Pêche d’automne pour le conseil de bande de Listuguj
Or, la ministre des Pêches et Océans vient d’autoriser pour la deuxième année consécutive une pêche commerciale d’automne pour le conseil de bande de Listuguj qui dispose de cinq permis de pêche et pêche aussi commercialement au printemps. D’autre part, le MPO vient d’augmenter l’effort de pêche au printemps dans la même zone à la demande d’une autre bande.
« Nous sommes consternés de constater encore une fois que le ministère des Pêches et Océans fait fi des mesures de conservation des stocks pour une pêche durable pour tous et de l’avis des scientifiques. Seule la pêche au homard de printemps est certifiée durable par le Marine Stewartship Council grâce aux efforts des pêcheurs commerciaux. La mise en place d’un ensemble de mesures qui avaient été acceptées par tous les pêcheurs dont Listuguj n’a jamais été appliquée dans les faits aux permis détenus par la Bande », déclare O’Neil Cloutier « En mettant au dernier plan la conservation dans sa prise de décision, le MPO n’applique pas le principe de précaution pour qu’il y ait une pêche durable pour tous et les générations à venir dans cette zone de pêche. »

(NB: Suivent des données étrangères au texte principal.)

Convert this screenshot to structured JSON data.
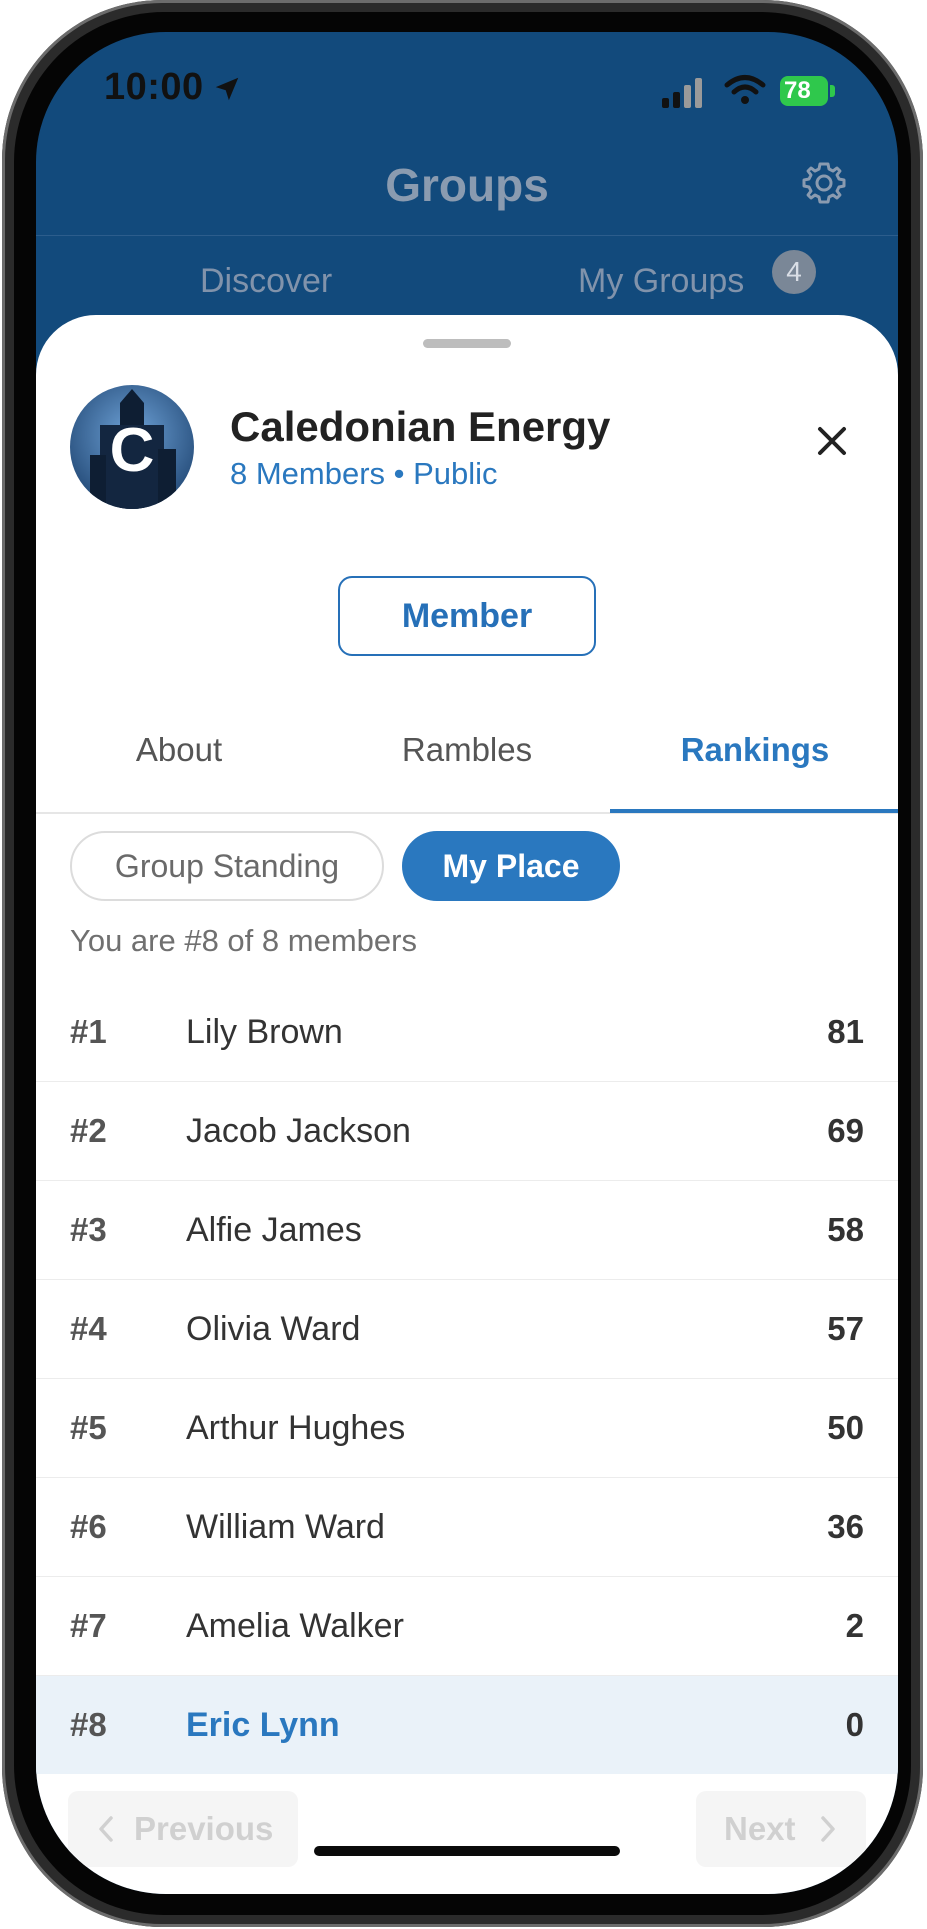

Une approche collaborative
Le ministère des Pêches et Océans Canada souligne une approche « collaborative » entre la bande de Listuguj et le ministère suite à la mise en place d’un protocole non public de collaboration en matière d’application de la loi. Le MPO souligne un partage des rôles à savoir que les rangers de Listuguj qui n’ont aucune autorité sous la Loi sur les Pêches fédérale « vont appliquer tout ce qui découle de la loi sur le homard, qui est propre à la première nation, et les agents des pêches vont couvrir l’ensemble des autres infractions qui sont couvertes par la loi sur les pêches fédérale. »

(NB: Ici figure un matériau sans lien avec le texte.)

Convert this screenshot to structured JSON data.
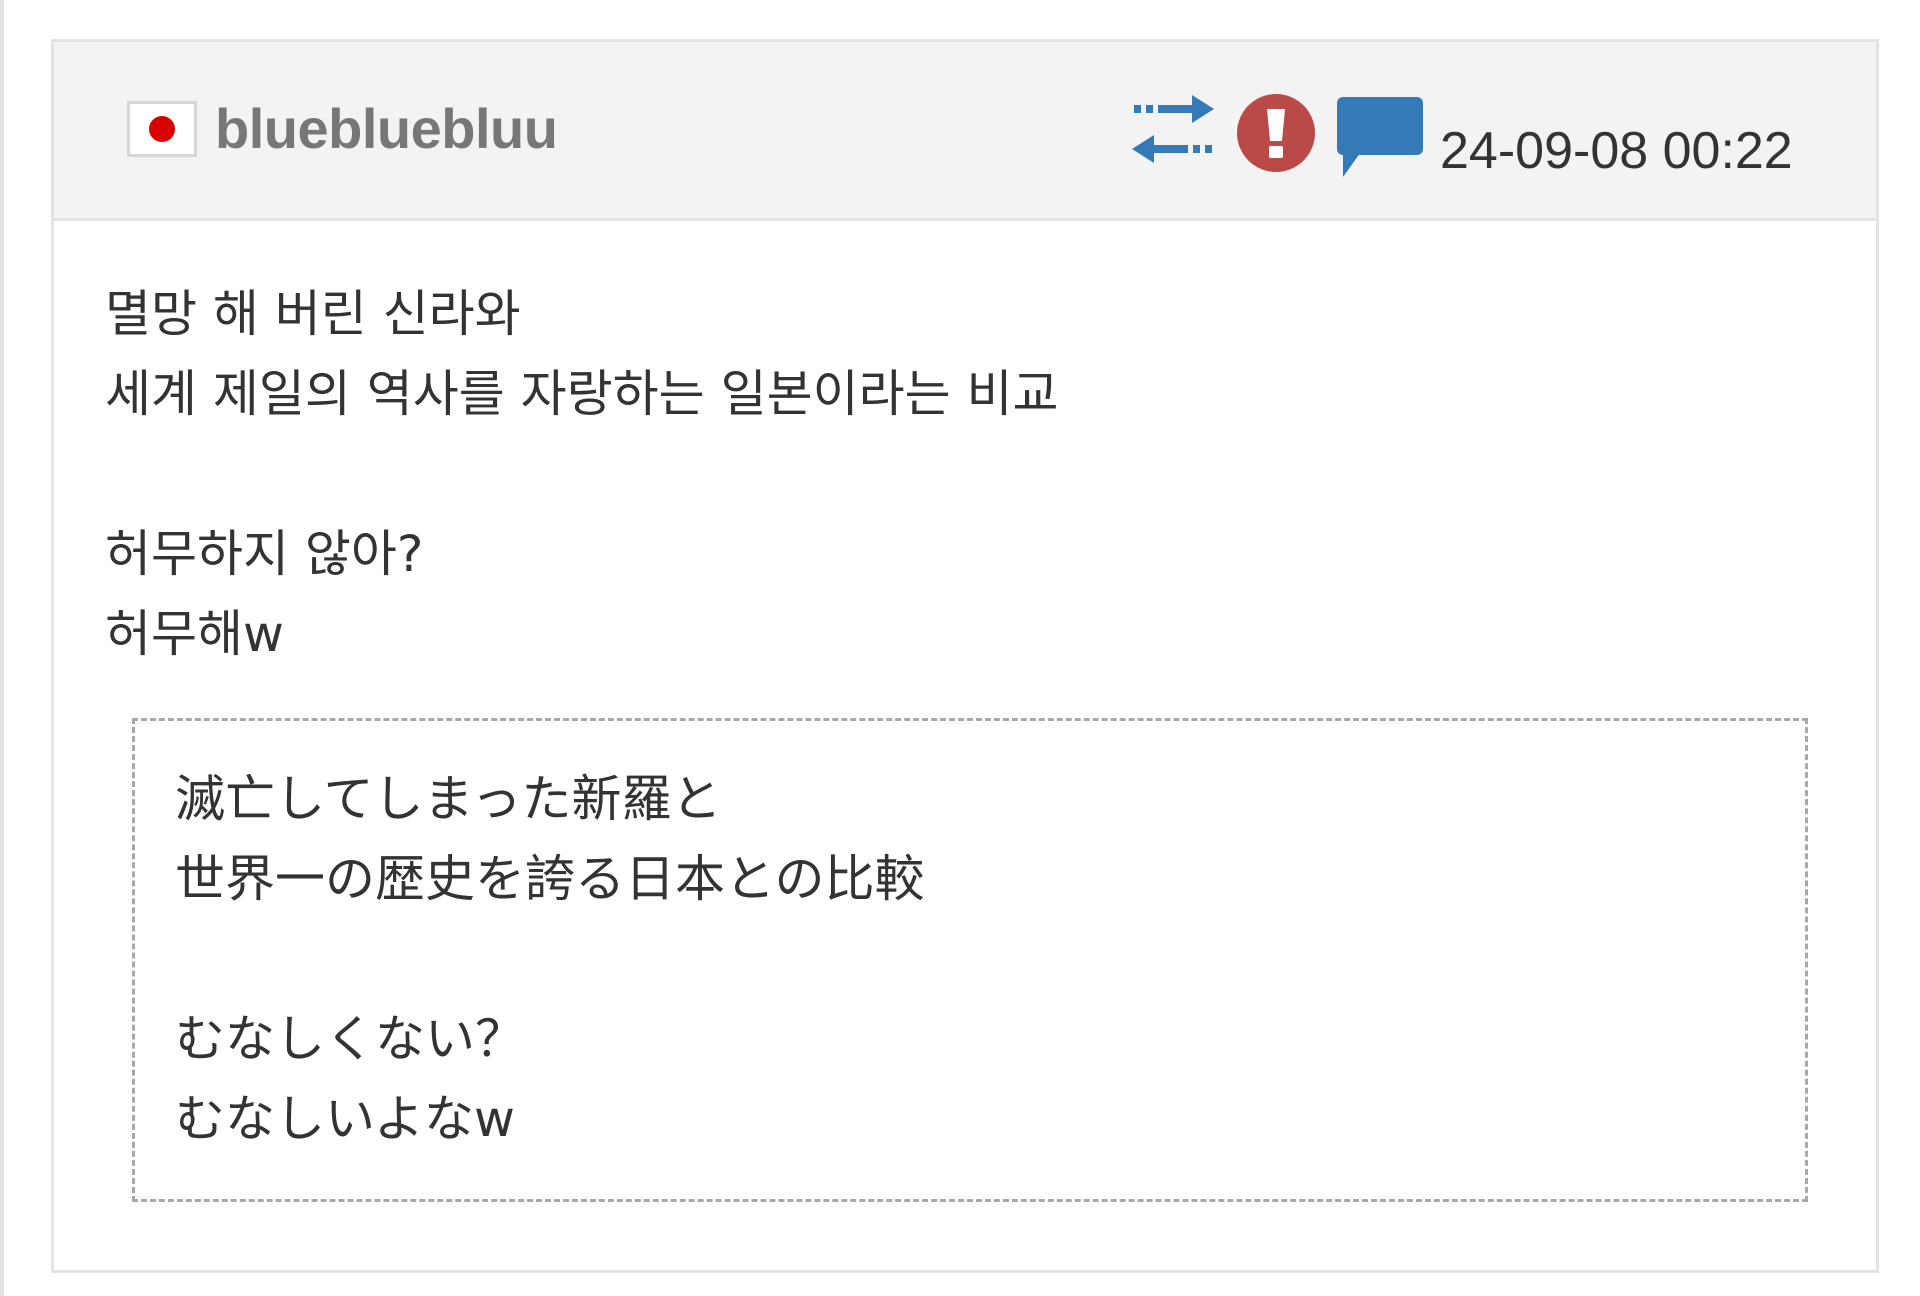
{
  "post": {
    "author": {
      "username": "bluebluebluu",
      "country_flag": "japan-flag-icon"
    },
    "actions": {
      "translate_icon": "swap-arrows-icon",
      "report_icon": "exclamation-icon",
      "reply_icon": "speech-bubble-icon"
    },
    "timestamp": "24-09-08 00:22",
    "body_lines": [
      "멸망 해 버린 신라와",
      "세계 제일의 역사를 자랑하는 일본이라는 비교",
      "",
      "허무하지 않아?",
      "허무해w"
    ],
    "original_lines": [
      "滅亡してしまった新羅と",
      "世界一の歴史を誇る日本との比較",
      "",
      "むなしくない？",
      "むなしいよなw"
    ]
  },
  "colors": {
    "header_bg": "#f3f3f3",
    "border": "#e3e3e3",
    "icon_blue": "#337ab7",
    "report_red": "#b94a48",
    "flag_red": "#d90000",
    "username": "#777777",
    "text": "#333333"
  }
}
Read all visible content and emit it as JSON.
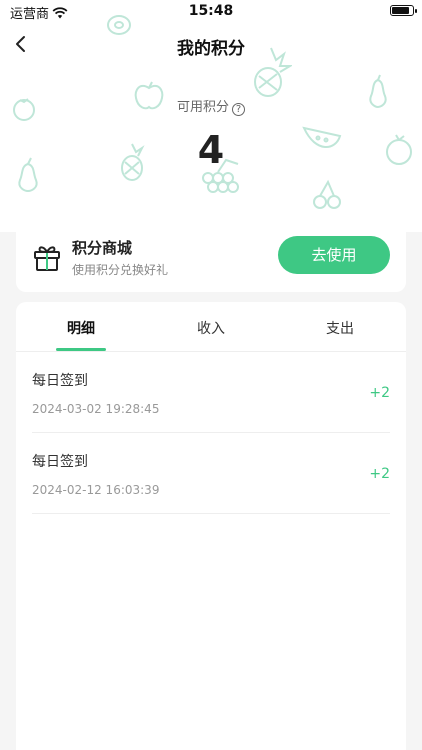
{
  "status_bar": {
    "carrier": "运营商",
    "time": "15:48"
  },
  "nav": {
    "title": "我的积分"
  },
  "points": {
    "label": "可用积分",
    "help_icon": "?",
    "value": "4"
  },
  "mall": {
    "title": "积分商城",
    "subtitle": "使用积分兑换好礼",
    "button": "去使用"
  },
  "tabs": [
    {
      "label": "明细",
      "active": true
    },
    {
      "label": "收入",
      "active": false
    },
    {
      "label": "支出",
      "active": false
    }
  ],
  "records": [
    {
      "title": "每日签到",
      "time": "2024-03-02 19:28:45",
      "amount": "+2"
    },
    {
      "title": "每日签到",
      "time": "2024-02-12 16:03:39",
      "amount": "+2"
    }
  ],
  "colors": {
    "accent": "#3ec884",
    "decor": "#bfe6d8"
  }
}
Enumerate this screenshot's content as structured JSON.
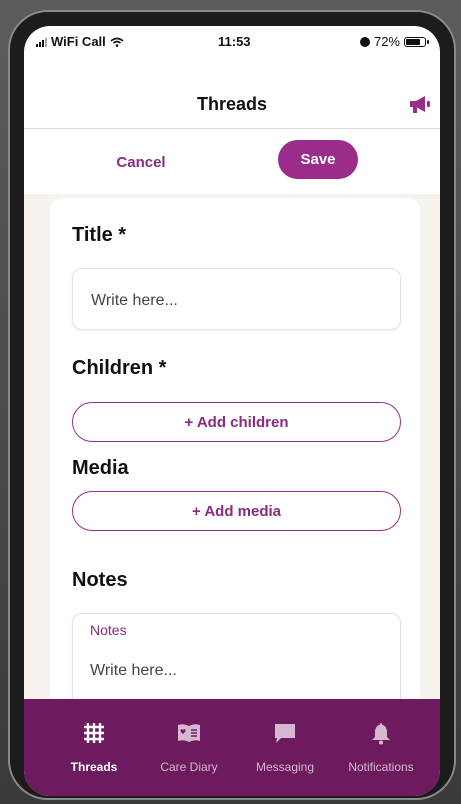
{
  "status_bar": {
    "carrier": "WiFi Call",
    "time": "11:53",
    "battery": "72%",
    "battery_level": 0.72
  },
  "header": {
    "title": "Threads",
    "right_icon": "megaphone-icon"
  },
  "actions": {
    "cancel": "Cancel",
    "save": "Save"
  },
  "form": {
    "title_label": "Title *",
    "title_placeholder": "Write here...",
    "children_label": "Children *",
    "add_children": "+ Add children",
    "media_label": "Media",
    "add_media": "+ Add media",
    "notes_label": "Notes",
    "notes_field_label": "Notes",
    "notes_placeholder": "Write here..."
  },
  "tabs": [
    {
      "label": "Threads",
      "icon": "grid-hash-icon",
      "active": true
    },
    {
      "label": "Care Diary",
      "icon": "diary-icon",
      "active": false
    },
    {
      "label": "Messaging",
      "icon": "chat-bubble-icon",
      "active": false
    },
    {
      "label": "Notifications",
      "icon": "bell-icon",
      "active": false
    }
  ],
  "colors": {
    "brand": "#9b2d8a",
    "tab_bar": "#6e1a5e"
  }
}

Or, seul le parlement du Canada a le pouvoir exclusif de légiférer en matière de pêche. Aujourd’hui nous sommes devant le fait accompli où des lois différentes et des règles de gestion différentes s’appliquent selon l’appartenance ethnique d’un pêcheur. Le RPPSG s’étonne que les mesures de surveillance et de déclaration des captures ne soient pas les mêmes pour les pêcheurs commerciaux du printemps et les pêcheurs commerciaux de Listuguj en automne. Comment la ministre des Pêches et Océans et Listuguj peuvent par le biais d’un accord négocié et signé en secret enlever ce pouvoir exclusif au Parlement canadien de légiférer dans les pêches sans que personne ne soit au courant?

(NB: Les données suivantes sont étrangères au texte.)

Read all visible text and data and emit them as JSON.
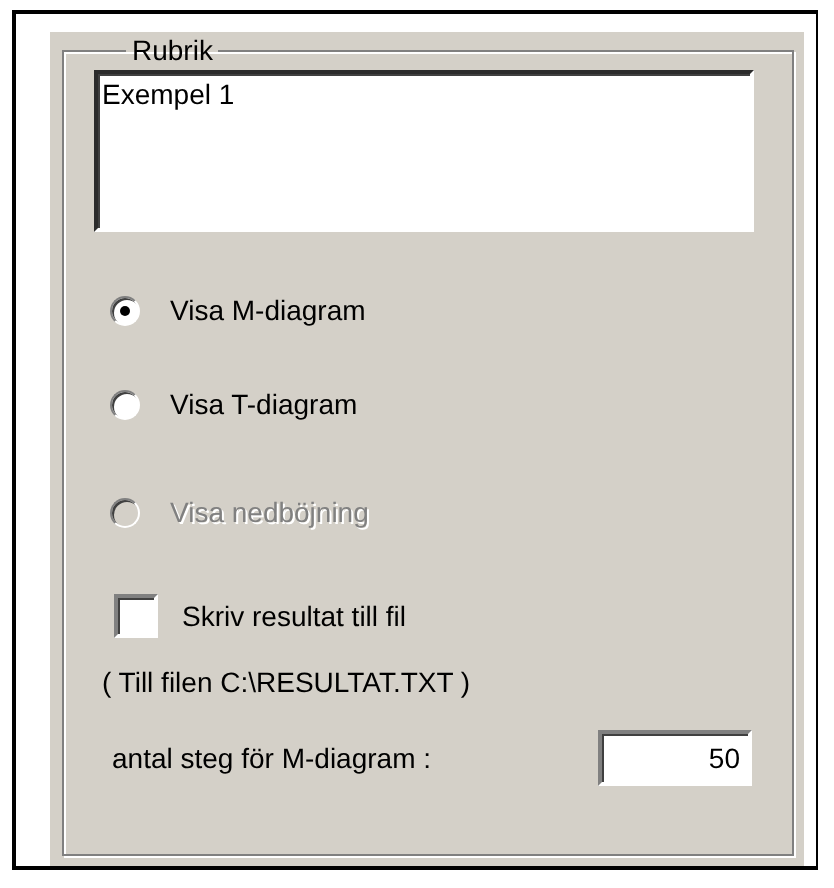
{
  "group": {
    "legend": "Rubrik"
  },
  "title_field": {
    "value": "Exempel 1"
  },
  "radios": [
    {
      "label": "Visa M-diagram",
      "selected": true,
      "disabled": false
    },
    {
      "label": "Visa T-diagram",
      "selected": false,
      "disabled": false
    },
    {
      "label": "Visa nedböjning",
      "selected": false,
      "disabled": true
    }
  ],
  "checkbox": {
    "label": "Skriv resultat till fil",
    "checked": false
  },
  "note": "( Till filen C:\\RESULTAT.TXT )",
  "steps": {
    "label": "antal steg för M-diagram :",
    "value": "50"
  }
}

En septembre 2021, la Première Nation a déclaré qu’elle avait un droit de gouverner ses affaires sur ses terres et ses eaux notamment pour la prise de décision pour les pêcheurs de homard de la communauté. En 2022, la première Nation déclare que le « Canada commence enfin à reconnaître que la meilleure façon d’assurer la sécurité et la durabilité de nos pêches est de se retirer et de nous laisser gouverner. »
Perte de contrôle
Le ministère des Pêches et Océans a clairement perdu le contrôle des pêches et a du moins abandonné une partie de sa responsabilité exclusive d’assurer la gestion et la conservation des ressources pour de l’ensemble des Canadiens, qu’ils soient autochtones ou allochtones, alors que la ministre a le droit et le pouvoir d’encadrer l’exercice les droits de pêche autochtones pour des raisons de conservation et d’intérêt public comme cela a été reconnu par la Cour Suprême du Canada à plusieurs reprises.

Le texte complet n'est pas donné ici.